Sometimes I'm in chains, and it's just me and that hellish slither of metal on... what must be cement. Latelyy though, I'm free to move and I just wander.
"There's got to be someone here, please!"
I wander and wander and wander. There's no end to it. I'd say it was a field, but there's no breeze, no grass, no dirt, no stars. It must be inside, it's so dark, the floor is hard and cold. Yes, I feel things here, too, But there's no echo. It's must be huge. I've never encountered a wall, or any sort of obstacle. There's just...nothing.
"Oh, God, please, let me go..."
It's more than just wandering around a dark abyss, though. It's one of those vividly realistic dreams. The kind where, when you're dreaming, you feel like you're not. You feel like your real life was a dream that you just woke up from into this nightmare world of true reality. It's a head trip, really.
"HELP ME! SOMEBODY, PLEASE!"
No one ever does. I speak, I call out, I scream until I'm blue in the face, until terror and strain force tears from my eyes. But no one comes. No one ever comes. There is no one here but me. I am forced to wander until I weaken and collapse from fatigue, and then I wake up, sometimes cold, sometimes shaking, sometimes with real tears, always with an aching fear that can only be calmed by the sight, sound, or touch of someone else, that sensory reassurance that I'm not alone.
It's not every time I fall asleep, though, but it's always the first time I do, each evening, and after I've woken up, the rest of the night is normal. It wouldn't be as frightening if the dreams didn't connect in the worst way. I told you, I wake when I've given in, when my body cannot wander anymore. Well...each night, this period of wandering grows shorter and shorter...and shorter.

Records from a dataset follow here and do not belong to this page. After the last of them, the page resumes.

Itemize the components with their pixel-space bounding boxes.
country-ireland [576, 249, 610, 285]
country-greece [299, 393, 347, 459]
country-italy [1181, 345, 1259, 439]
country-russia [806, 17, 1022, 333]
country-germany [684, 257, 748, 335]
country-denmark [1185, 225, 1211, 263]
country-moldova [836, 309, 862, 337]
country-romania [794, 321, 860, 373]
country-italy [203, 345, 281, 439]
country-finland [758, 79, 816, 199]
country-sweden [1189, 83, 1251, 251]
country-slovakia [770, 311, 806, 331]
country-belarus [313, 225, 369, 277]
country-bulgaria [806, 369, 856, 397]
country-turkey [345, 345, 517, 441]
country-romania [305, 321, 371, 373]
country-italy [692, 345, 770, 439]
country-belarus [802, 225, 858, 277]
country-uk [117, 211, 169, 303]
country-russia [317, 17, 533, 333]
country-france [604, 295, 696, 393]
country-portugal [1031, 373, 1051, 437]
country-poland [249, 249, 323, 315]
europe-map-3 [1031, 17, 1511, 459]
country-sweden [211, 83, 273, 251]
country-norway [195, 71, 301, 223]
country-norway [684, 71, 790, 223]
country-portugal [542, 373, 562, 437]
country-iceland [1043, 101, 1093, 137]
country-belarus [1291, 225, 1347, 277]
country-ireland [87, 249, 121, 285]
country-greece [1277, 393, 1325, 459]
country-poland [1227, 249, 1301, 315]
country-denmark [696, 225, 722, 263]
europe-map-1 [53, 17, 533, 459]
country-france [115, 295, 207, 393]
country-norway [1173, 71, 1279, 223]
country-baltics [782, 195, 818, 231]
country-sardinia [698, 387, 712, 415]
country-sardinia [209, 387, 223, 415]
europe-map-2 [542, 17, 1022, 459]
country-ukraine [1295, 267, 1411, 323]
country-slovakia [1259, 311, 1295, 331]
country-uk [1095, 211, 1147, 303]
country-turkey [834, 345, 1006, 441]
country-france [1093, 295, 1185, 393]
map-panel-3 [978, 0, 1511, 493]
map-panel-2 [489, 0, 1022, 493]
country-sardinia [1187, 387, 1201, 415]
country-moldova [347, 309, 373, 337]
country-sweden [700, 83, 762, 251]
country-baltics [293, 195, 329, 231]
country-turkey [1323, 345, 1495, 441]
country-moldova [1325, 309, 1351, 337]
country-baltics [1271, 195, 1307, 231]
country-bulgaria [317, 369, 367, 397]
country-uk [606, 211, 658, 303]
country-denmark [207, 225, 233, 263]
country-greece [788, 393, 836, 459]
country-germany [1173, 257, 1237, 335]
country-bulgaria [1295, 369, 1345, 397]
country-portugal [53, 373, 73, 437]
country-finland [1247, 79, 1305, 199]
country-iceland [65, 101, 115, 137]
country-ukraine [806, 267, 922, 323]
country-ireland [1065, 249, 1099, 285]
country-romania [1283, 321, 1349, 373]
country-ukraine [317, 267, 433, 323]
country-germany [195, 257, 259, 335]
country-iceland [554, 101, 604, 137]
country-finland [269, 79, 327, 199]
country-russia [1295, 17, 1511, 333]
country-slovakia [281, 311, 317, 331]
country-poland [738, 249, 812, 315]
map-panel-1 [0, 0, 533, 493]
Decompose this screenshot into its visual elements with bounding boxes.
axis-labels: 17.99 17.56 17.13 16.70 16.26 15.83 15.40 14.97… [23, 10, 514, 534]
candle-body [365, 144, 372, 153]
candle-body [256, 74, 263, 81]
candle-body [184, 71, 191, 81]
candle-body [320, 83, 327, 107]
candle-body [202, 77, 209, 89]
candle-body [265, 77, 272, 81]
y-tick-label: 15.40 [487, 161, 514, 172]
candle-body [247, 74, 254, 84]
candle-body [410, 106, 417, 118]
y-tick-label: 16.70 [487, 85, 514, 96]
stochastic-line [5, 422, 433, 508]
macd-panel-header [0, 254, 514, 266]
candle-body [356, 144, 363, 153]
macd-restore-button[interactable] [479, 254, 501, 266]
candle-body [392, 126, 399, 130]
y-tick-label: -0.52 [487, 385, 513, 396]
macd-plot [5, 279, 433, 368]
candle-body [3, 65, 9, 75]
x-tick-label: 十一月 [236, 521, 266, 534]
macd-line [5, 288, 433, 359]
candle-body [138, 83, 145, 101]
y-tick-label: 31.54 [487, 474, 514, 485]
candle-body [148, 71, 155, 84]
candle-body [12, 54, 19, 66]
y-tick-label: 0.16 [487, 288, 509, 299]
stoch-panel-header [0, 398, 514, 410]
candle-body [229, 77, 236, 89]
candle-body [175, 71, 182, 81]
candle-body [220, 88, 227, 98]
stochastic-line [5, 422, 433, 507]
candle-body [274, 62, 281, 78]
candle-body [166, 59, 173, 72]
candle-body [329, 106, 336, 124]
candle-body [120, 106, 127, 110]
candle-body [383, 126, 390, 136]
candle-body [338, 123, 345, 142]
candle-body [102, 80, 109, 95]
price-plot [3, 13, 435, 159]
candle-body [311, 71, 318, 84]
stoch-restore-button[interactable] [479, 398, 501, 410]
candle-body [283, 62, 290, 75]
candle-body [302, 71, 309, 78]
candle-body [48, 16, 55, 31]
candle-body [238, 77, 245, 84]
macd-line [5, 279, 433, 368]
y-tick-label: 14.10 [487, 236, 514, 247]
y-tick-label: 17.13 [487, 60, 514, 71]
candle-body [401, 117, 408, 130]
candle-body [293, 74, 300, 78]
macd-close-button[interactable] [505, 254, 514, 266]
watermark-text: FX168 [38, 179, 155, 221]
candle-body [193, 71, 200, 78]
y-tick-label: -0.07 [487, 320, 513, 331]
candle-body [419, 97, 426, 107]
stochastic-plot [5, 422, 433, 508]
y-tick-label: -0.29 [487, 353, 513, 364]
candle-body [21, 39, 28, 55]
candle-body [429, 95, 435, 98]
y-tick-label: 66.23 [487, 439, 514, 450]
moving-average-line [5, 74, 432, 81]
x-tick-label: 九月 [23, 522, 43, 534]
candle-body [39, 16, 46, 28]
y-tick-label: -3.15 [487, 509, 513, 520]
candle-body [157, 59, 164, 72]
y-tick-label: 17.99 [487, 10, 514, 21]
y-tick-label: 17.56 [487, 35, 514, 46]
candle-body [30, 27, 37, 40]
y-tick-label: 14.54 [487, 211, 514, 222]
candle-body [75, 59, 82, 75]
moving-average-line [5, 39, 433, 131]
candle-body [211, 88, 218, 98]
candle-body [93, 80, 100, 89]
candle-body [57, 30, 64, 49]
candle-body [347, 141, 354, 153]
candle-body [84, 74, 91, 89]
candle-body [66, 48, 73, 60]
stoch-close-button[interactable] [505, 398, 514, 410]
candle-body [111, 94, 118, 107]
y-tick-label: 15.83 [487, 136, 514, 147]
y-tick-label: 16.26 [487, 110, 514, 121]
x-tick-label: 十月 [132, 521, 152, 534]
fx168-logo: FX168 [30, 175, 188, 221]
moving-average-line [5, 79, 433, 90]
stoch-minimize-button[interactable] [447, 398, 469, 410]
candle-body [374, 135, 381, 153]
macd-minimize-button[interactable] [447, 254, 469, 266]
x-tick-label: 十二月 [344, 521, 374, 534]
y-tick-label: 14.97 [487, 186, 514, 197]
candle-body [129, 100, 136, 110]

I am starving. In my dreams, I am starving, little by little, like my mind keeps track of how long I have spent in this lifeless, joyless vacuum, and translates that to my body. Each night, I wake earlier and earlier in the evening, sometimes a few minutes, sometimes an hour, and each time, I know it's because I am weaker in the dream.
I have become obsessed with timing these dreams. I wear a digital wrist watch now, and check it every time I wake, recording how long I spent in this world. My physical body remains unaffected, healthy as ever, but in my dream, vitality is but a wish, and each night, I am subject to more and more grueling starvation. I remind you, it feels real, and I'm growing quite concerned.
It has been months since this started, and I am very close to dying now. I spend mere minutes in this world each evening, just barely drifting off only to awake once more by fatigue and helplessness. I can barely move, and what little I see of myself in this endless darkness is skin and bone.
I am afraid, I am terribly afraid. I don't know what will happen when I die in this chillingly vivid series of nightmares. It is affecting me in both worlds, because I cannot tell which is real sometimes.
I don't want to die, and I can no longer sleep alone. Not that it matters how closely I cling to a lover in bed though, because there is no one to save me in this endless, joyless hell.